Il valore dell'attenzione nella relazione educativa
All’interno dei contesti educativi, al fine di poter promuovere una relazione ottimale e che comporti un buon livello di funzionamento con l’utente con il quale interagiamo, è importante che il pedagogista conservi e rispetti una caratteristica portante della propria professionalità e metodologia: l’attenzione. Essere “attenti” significa interessarsi all’altro, comporta il proseguimento del proprio processo trasformativo ma con la capacità di sapersi dirigere verso l’altro.
In un rapporto di fiducia, il pedagogista che chiede l’attenzione dei propri ragazzi, dei bambini, degli adolescenti, degli adulti, come regola deve porre attenzione, per primo, ai volti, alle situazioni, ai cambiamenti umorali, corporei, mentali, psichici, affettivi di tutti coloro di cui si prende cura. Per avere attenzione si deve dare attenzione, è il principio fondamentale. L’attenzione permette di andare verso gli altri, dislocandosi dalla propria individualità: l’ascolto inizia appunto con l’attenzione.
È importante tenere presente che l’attenzione non è una tecnica che si impara nelle scuole, bensì una fondamentale trasformazione del proprio modo di percepirsi e rivolgersi nei confronti di chi ci circonda.
L’attenzione pone la relazione al centro avviando un processo evolutivo e di rimodulazione reciproco, concretizzando la vigilanza e la semplice osservazione. Vigilare comporta assumere un atteggiamento di concentrazione sull’azione educativa e sull’altro che la riceve, ma implica anche avere la capacità di osservare i cambiamenti fisici, le sensazioni e le percezioni che il contesto educativo trasmette. Attraverso la vigilanza il pedagogista prende coscienza dei cambiamenti meno evidenti, si mette in ascolto delle emozioni, legge le variazioni di umore dei soggetti.

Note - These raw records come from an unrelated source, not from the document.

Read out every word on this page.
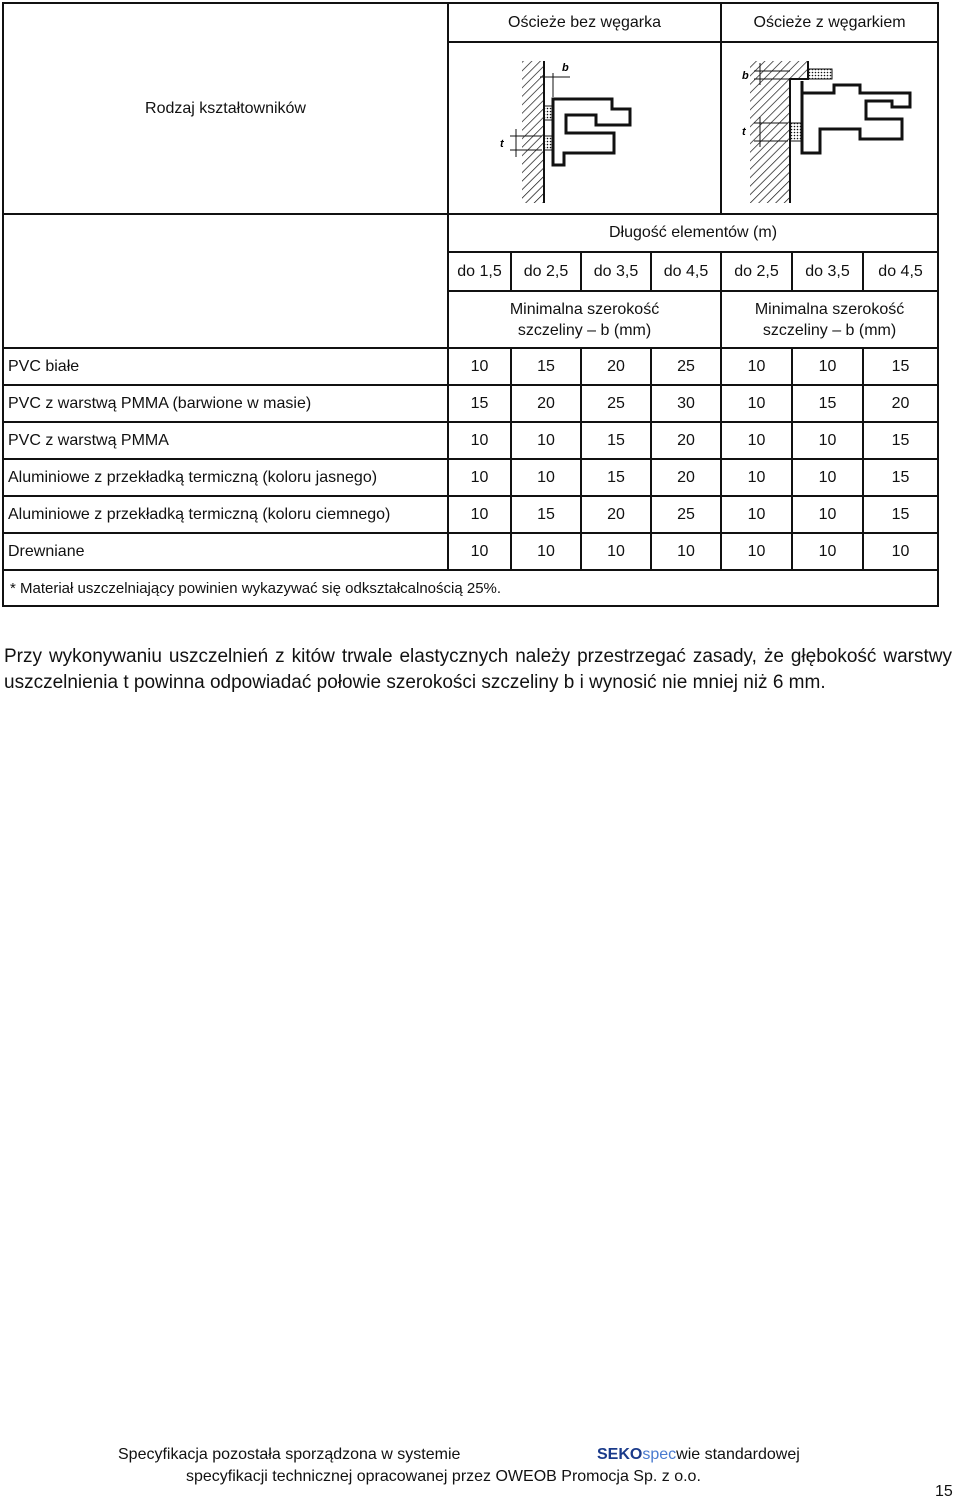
Rodzaj kształtowników	Ościeże bez węgarka				Ościeże z węgarkiem		

b
t				b
t		

	Długość elementów (m)						
	do 1,5	do 2,5	do 3,5	do 4,5	do 2,5	do 3,5	do 4,5
	Minimalna szerokość szczeliny – b (mm)				Minimalna szerokość szczeliny – b (mm)		
PVC białe	10	15	20	25	10	10	15
PVC z warstwą PMMA (barwione w masie)	15	20	25	30	10	15	20
PVC z warstwą PMMA	10	10	15	20	10	10	15
Aluminiowe z przekładką termiczną (koloru jasnego)	10	10	15	20	10	10	15
Aluminiowe z przekładką termiczną (koloru ciemnego)	10	15	20	25	10	10	15
Drewniane	10	10	10	10	10	10	10
* Materiał uszczelniający powinien wykazywać się odkształcalnością 25%.							

Przy wykonywaniu uszczelnień z kitów trwale elastycznych należy przestrzegać zasady, że głębokość warstwy uszczelnienia t powinna odpowiadać połowie szerokości szczeliny b i wynosić nie mniej niż 6 mm.

Specyfikacja pozostała sporządzona w systemie	SEKOspecwie standardowej
specyfikacji technicznej opracowanej przez OWEOB Promocja Sp. z o.o.
15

Altro aspetto imprescindibile nella costruzione della relazione educativa è l’ascolto.
L’ascolto educativo parte dal desiderio stesso di ascoltare, ci si predispone per farlo perché ascoltare comporta sempre un cambiamento e una trasformazione. Più l’ascolto è profondo, più è autentico ed empatico. Per ascolto profondo si intende un ascolto interconnesso con la persona con la quale avviene, con l’ambiente e con le situazioni vissute, le esperienze di vita. Ascoltare autenticamente significa “interessarsi a” con senso di responsabilità e consapevolezza dell’altro.
La caratteristica più complessa risiede nella dimensione empatica dell’ascolto perché è quella che avvicina realmente il pedagogista agli altri e genera il rapporto di fiducia necessario all’avvio del processo trasformativo di cura. Essere empatici permette al pedagogista di avviare relazioni educative capaci di tener conto della dimensione più profonda dell’altro e “utilizzarla” come canale comunicativo e rigenerativo.
Imparare l’empatia è possibile e doveroso per comprendere come orientare la propria progettazione, come rivolgersi al proprio ambiente educativo, come essere eticamente coerenti.